Criamos luzes na escuridão. É uma comunhão.

Jogabilidade: Caminhar, Sentir, Descobrir

Keeper é um jogo de descoberta. Não teremos tutoriais em nossa cara, nem indicações do que devemos ou não fazer. Tudo no jogo é para você andar pelo mapa e experimentar qual interação sua luz ofuscante vai fazer com algo no cenário. Logo no começo, por exemplo, você notará que sua luz produz vida no mundo, pois você vai olhar para umas plantinhas no mapa e elas irão crescer, dar frutos e talvez, alimentar alguns seres.

O interessante é que o nosso guardião-farol-Jesus Cristo se move de um jeito desengonçado e precisa encontrar soluções para continuar com sua missão divina pelo mundo. Já notaram que é desse modo que você encontrará os desafios do jogo, em forma de pequenos puzzles baseados na forma como você interage com o cenário.

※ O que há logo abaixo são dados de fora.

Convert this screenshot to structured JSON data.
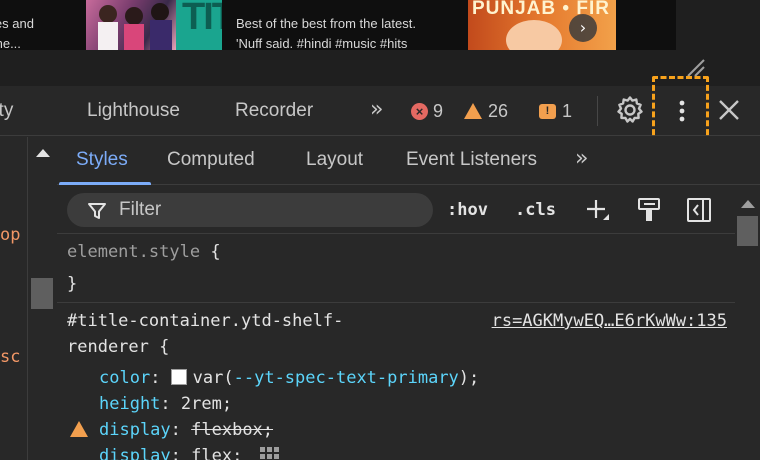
{
  "page_preview": {
    "left_snippet_line1": "ies and",
    "left_snippet_line2": "the...",
    "thumb1_label": "TITS",
    "mid_snippet_line1": "Best of the best from the latest.",
    "mid_snippet_line2": "'Nuff said. #hindi #music #hits",
    "thumb2_label": "PUNJAB • FIR",
    "next_icon": "chevron-right-icon"
  },
  "devtools_tabs": {
    "partial_tab": "rity",
    "tabs": [
      "Lighthouse",
      "Recorder"
    ],
    "more_tabs": "»",
    "errors": "9",
    "warnings": "26",
    "issues": "1"
  },
  "dom_panel": {
    "frag1": "op",
    "frag2": "sc"
  },
  "styles_tabs": {
    "items": [
      "Styles",
      "Computed",
      "Layout",
      "Event Listeners"
    ],
    "more": "»",
    "active": "Styles"
  },
  "filter": {
    "placeholder": "Filter",
    "hov": ":hov",
    "cls": ".cls"
  },
  "rules": {
    "element_style": {
      "selector": "element.style",
      "open": "{",
      "close": "}"
    },
    "title_container": {
      "selector_line1": "#title-container.ytd-shelf-",
      "selector_line2": "renderer",
      "open": "{",
      "source": "rs=AGKMywEQ…E6rKwWw:135",
      "declarations": [
        {
          "prop": "color",
          "value": "var(--yt-spec-text-primary);",
          "var_name": "--yt-spec-text-primary"
        },
        {
          "prop": "height",
          "value": "2rem;"
        },
        {
          "prop": "display",
          "value": "flexbox;",
          "struck": true,
          "warning": true
        },
        {
          "prop": "display",
          "value": "flex;"
        }
      ]
    }
  },
  "colors": {
    "accent_blue": "#7cacf8",
    "property_cyan": "#5cd5fb",
    "error_red": "#e46962",
    "warning_orange": "#f29f4e",
    "highlight_orange": "#f7a21c",
    "panel_bg": "#282828"
  }
}
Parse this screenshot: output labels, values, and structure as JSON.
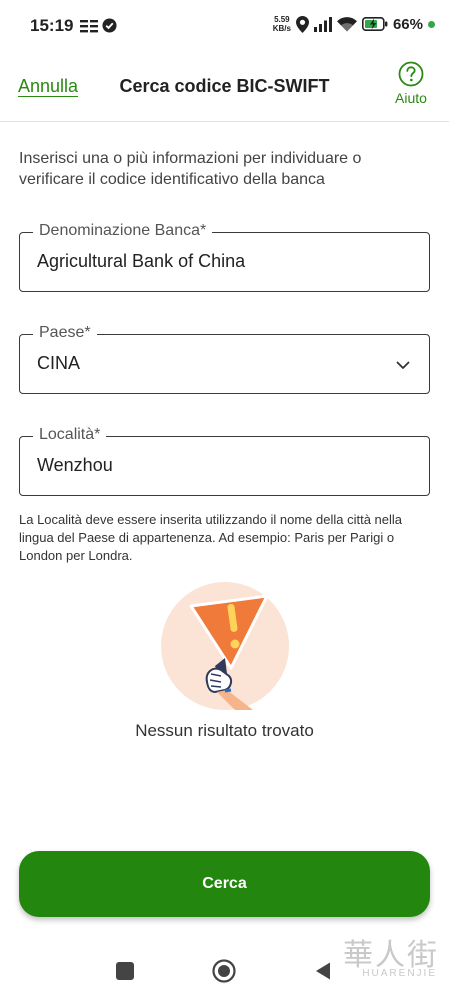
{
  "status_bar": {
    "time": "15:19",
    "net_speed_value": "5.59",
    "net_speed_unit": "KB/s",
    "battery_pct": "66%"
  },
  "header": {
    "cancel_label": "Annulla",
    "title": "Cerca codice BIC-SWIFT",
    "help_label": "Aiuto"
  },
  "intro": "Inserisci una o più informazioni per individuare o verificare il codice identificativo della banca",
  "form": {
    "bank": {
      "label": "Denominazione Banca*",
      "value": "Agricultural Bank of China"
    },
    "country": {
      "label": "Paese*",
      "value": "CINA"
    },
    "city": {
      "label": "Località*",
      "value": "Wenzhou"
    }
  },
  "helper_text": "La Località deve essere inserita utilizzando il nome della città nella lingua del Paese di appartenenza. Ad esempio: Paris per Parigi o London per Londra.",
  "empty_state": "Nessun risultato trovato",
  "search_button_label": "Cerca",
  "watermark": {
    "main": "華人街",
    "sub": "HUARENJIE"
  },
  "colors": {
    "accent": "#23870f",
    "link": "#2a8a12",
    "warning": "#f07a3a"
  }
}
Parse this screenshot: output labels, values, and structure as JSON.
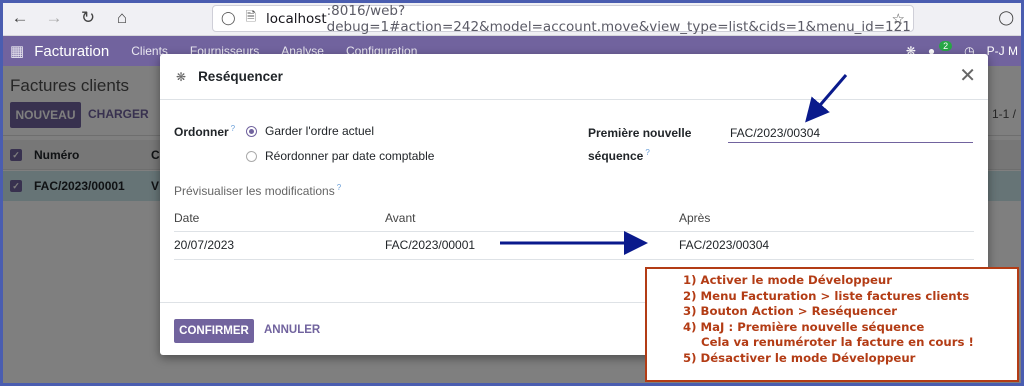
{
  "browser": {
    "url_host": "localhost",
    "url_rest": ":8016/web?debug=1#action=242&model=account.move&view_type=list&cids=1&menu_id=121"
  },
  "navbar": {
    "app_title": "Facturation",
    "menus": [
      "Clients",
      "Fournisseurs",
      "Analyse",
      "Configuration"
    ],
    "messages_count": "2",
    "user": "P-J M"
  },
  "control_panel": {
    "breadcrumb": "Factures clients",
    "new_label": "NOUVEAU",
    "upload_label": "CHARGER",
    "pager": "1-1 /"
  },
  "list": {
    "header_number": "Numéro",
    "header_col2": "C",
    "row_number": "FAC/2023/00001",
    "row_col2": "V"
  },
  "dialog": {
    "title": "Reséquencer",
    "order_label": "Ordonner",
    "order_options": [
      "Garder l'ordre actuel",
      "Réordonner par date comptable"
    ],
    "first_seq_label": "Première nouvelle séquence",
    "first_seq_value": "FAC/2023/00304",
    "preview_label": "Prévisualiser les modifications",
    "table_headers": [
      "Date",
      "Avant",
      "Après"
    ],
    "table_rows": [
      {
        "date": "20/07/2023",
        "avant": "FAC/2023/00001",
        "apres": "FAC/2023/00304"
      }
    ],
    "confirm_label": "CONFIRMER",
    "cancel_label": "ANNULER"
  },
  "annotation": {
    "lines": [
      "1) Activer le mode Développeur",
      "2) Menu Facturation >  liste factures clients",
      "3) Bouton Action > Reséquencer",
      "4) MaJ : Première nouvelle séquence",
      "Cela va renuméroter la facture en cours !",
      "5) Désactiver le mode Développeur"
    ],
    "color": "#b33c15"
  },
  "colors": {
    "primary": "#71639e",
    "arrow": "#0a1a8c"
  }
}
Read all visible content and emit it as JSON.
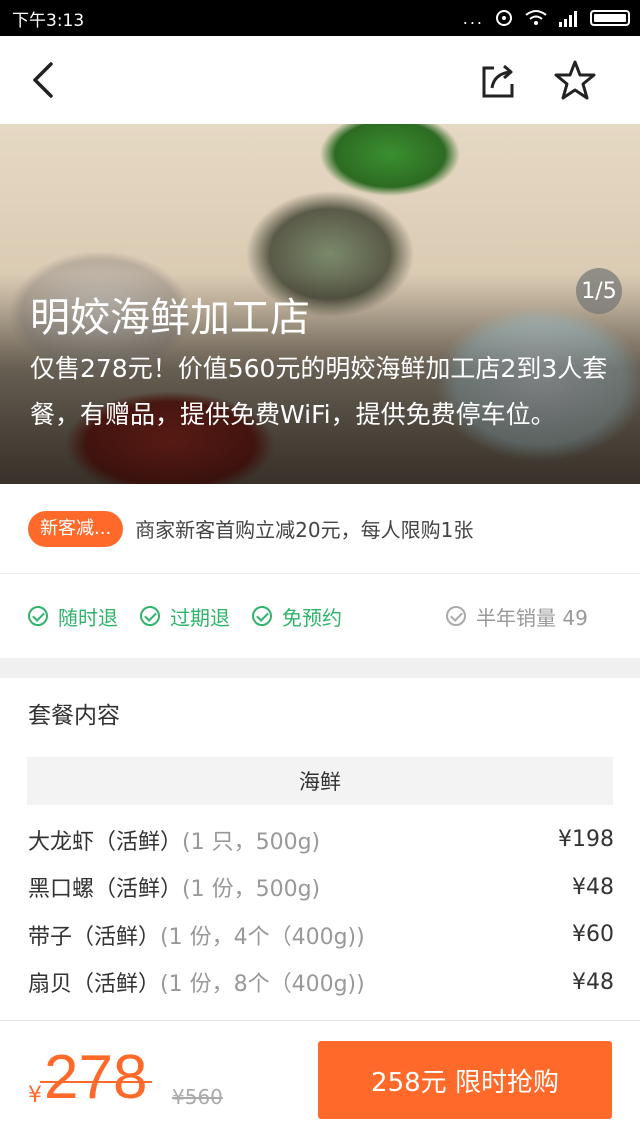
{
  "status_bar": {
    "time": "下午3:13",
    "dots": "..."
  },
  "nav": {
    "back_icon": "back-arrow-icon",
    "share_icon": "share-icon",
    "favorite_icon": "star-icon"
  },
  "hero": {
    "page_indicator": "1/5",
    "shop_name": "明姣海鲜加工店",
    "description": "仅售278元！价值560元的明姣海鲜加工店2到3人套餐，有赠品，提供免费WiFi，提供免费停车位。"
  },
  "promo": {
    "badge": "新客减...",
    "text": "商家新客首购立减20元，每人限购1张"
  },
  "guarantees": {
    "items": [
      "随时退",
      "过期退",
      "免预约"
    ],
    "sales": "半年销量 49"
  },
  "package": {
    "title": "套餐内容",
    "category": "海鲜",
    "items": [
      {
        "name": "大龙虾（活鲜）",
        "spec": "(1 只，500g)",
        "price": "¥198"
      },
      {
        "name": "黑口螺（活鲜）",
        "spec": "(1 份，500g)",
        "price": "¥48"
      },
      {
        "name": "带子（活鲜）",
        "spec": "(1 份，4个（400g))",
        "price": "¥60"
      },
      {
        "name": "扇贝（活鲜）",
        "spec": "(1 份，8个（400g))",
        "price": "¥48"
      }
    ]
  },
  "bottom": {
    "currency": "¥",
    "price": "278",
    "original_price": "¥560",
    "buy_label": "258元 限时抢购"
  },
  "colors": {
    "accent": "#ff6a2b",
    "green": "#2fb56a"
  }
}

E é aqui que eu paro de explicar o jogo porque tudo é surpresa no jogo. Elas não chegam sempre de forma exagerada e explodindo a mente, pois tudo acontece de pouco em pouco e vagarosamente criando uma sensação de progresso sutil. Por isso, é importante você experimentar o jogo por conta própria para não estragar as surpresas, mas vou dizer que tem muitas e que, pode ficar tranquilo que a jogabilidade do game irá mudar alguns momentos.

Mas veja só, a ave que estava dormindo em nossa cabeça de repente se prontificou a pegar algo para a gente. Muito obrigado, minha amiga!

Quando chegou em Jerusalém (cof cof), na cidade, muitos furiosos espreitavam a distancia.

Arte: um mundo que respira luz

Em termos de arte, o jogo é muito bem feito. É tudo muito bonito e com o carisma artístico da Double Fine, estilizado e cartunesco. Teremos vários biomas que iremos explorar e cada um é bem único, com suas próprias faunas e floras. Há montanhas, rios, cavernas, “cidades”, ruínas, bosques e florestas muito bem feitas dentro do estilo do jogo.
Terá momentos que você irá olhar o mundo por penhascos e pensará: que bonito. Outras você irá olhar para cenários e seres e achar curioso. Além disso, as coisas se transformam a todo momento. Arte!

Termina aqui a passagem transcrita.